Benefits and limitations of the Pap test

Benefits of the Pap test 

Worldwide, cervical cancer is the fourth most common cancer in women. This is because women in developing countries don't have access to Pap tests like we do in Australia.

In Australia, around 150 women die each year from cervical cancer. The vast majority of these women have not had regular Pap tests.

In contrast, regular Pap tests save 1,200 Australian women from developing the disease every year.

Regular Pap tests can prevent nine out of 10 cervical cancers, and remain the best way for women to protect themselves against the disease.

Having a Pap test every two years could save your life.

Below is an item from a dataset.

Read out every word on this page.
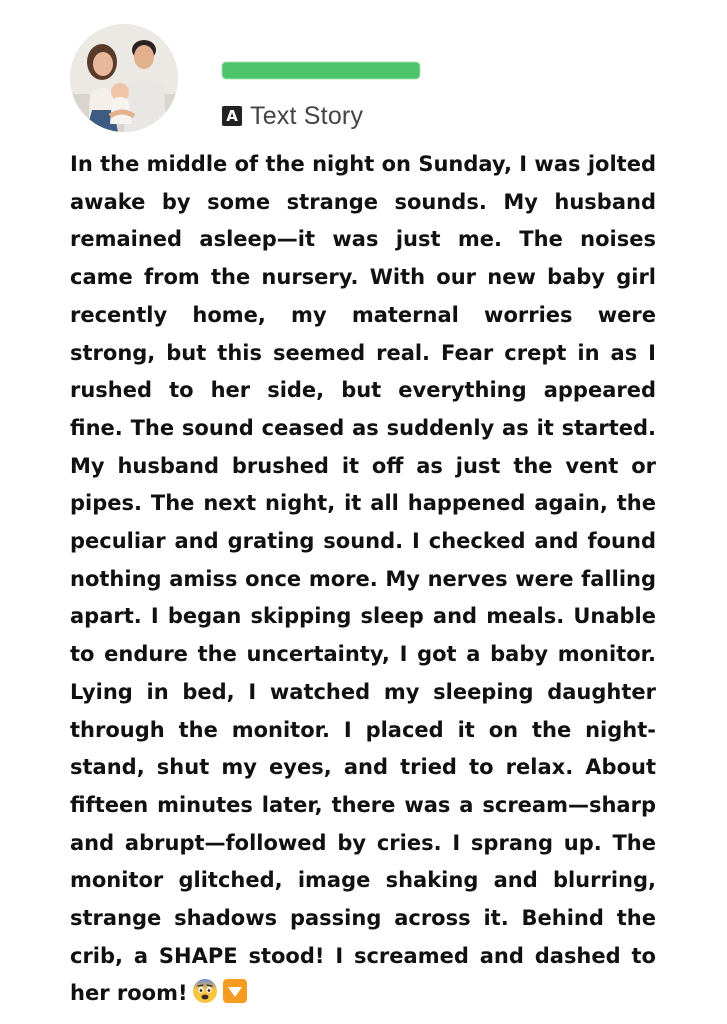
A Text Story

In the middle of the night on Sunday, I was jolted awake by some strange sounds. My husband remained asleep—it was just me. The noises came from the nursery. With our new baby girl recently home, my maternal worries were strong, but this seemed real. Fear crept in as I rushed to her side, but everything appeared fine. The sound ceased as suddenly as it started. My husband brushed it off as just the vent or pipes. The next night, it all happened again, the peculiar and grating sound. I checked and found nothing amiss once more. My nerves were falling apart. I began skipping sleep and meals. Unable to endure the uncertainty, I got a baby monitor. Lying in bed, I watched my sleeping daughter through the monitor. I placed it on the nightstand, shut my eyes, and tried to relax. About fifteen minutes later, there was a scream—sharp and abrupt—followed by cries. I sprang up. The monitor glitched, image shaking and blurring, strange shadows passing across it. Behind the crib, a SHAPE stood! I screamed and dashed to her room!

Limitations of the Pap test

No screening test is 100% accurate, however the Pap test has been shown to be an effective tool for preventing cervical cancer.

Pap tests may not always detect cell changes. This may be because:

  • The sample does not contain abnormal cells which may be present on the cervix.
  • Some samples are hard to interpret. For example, blood or mucus may make it hard to see the cells.
  • Occasionally, abnormal cells are missed under the microscope.
  • Sometimes abnormal cells occur in cells high up in the cervix or deep in the glands of the cervix (adenocarcinoma). It is not always possible to get samples from these areas.

However, most cases of cervical cancer take up to 10 years to develop, so having a Pap test regularly means changes missed on one test are usually found on the next, well before they become a problem.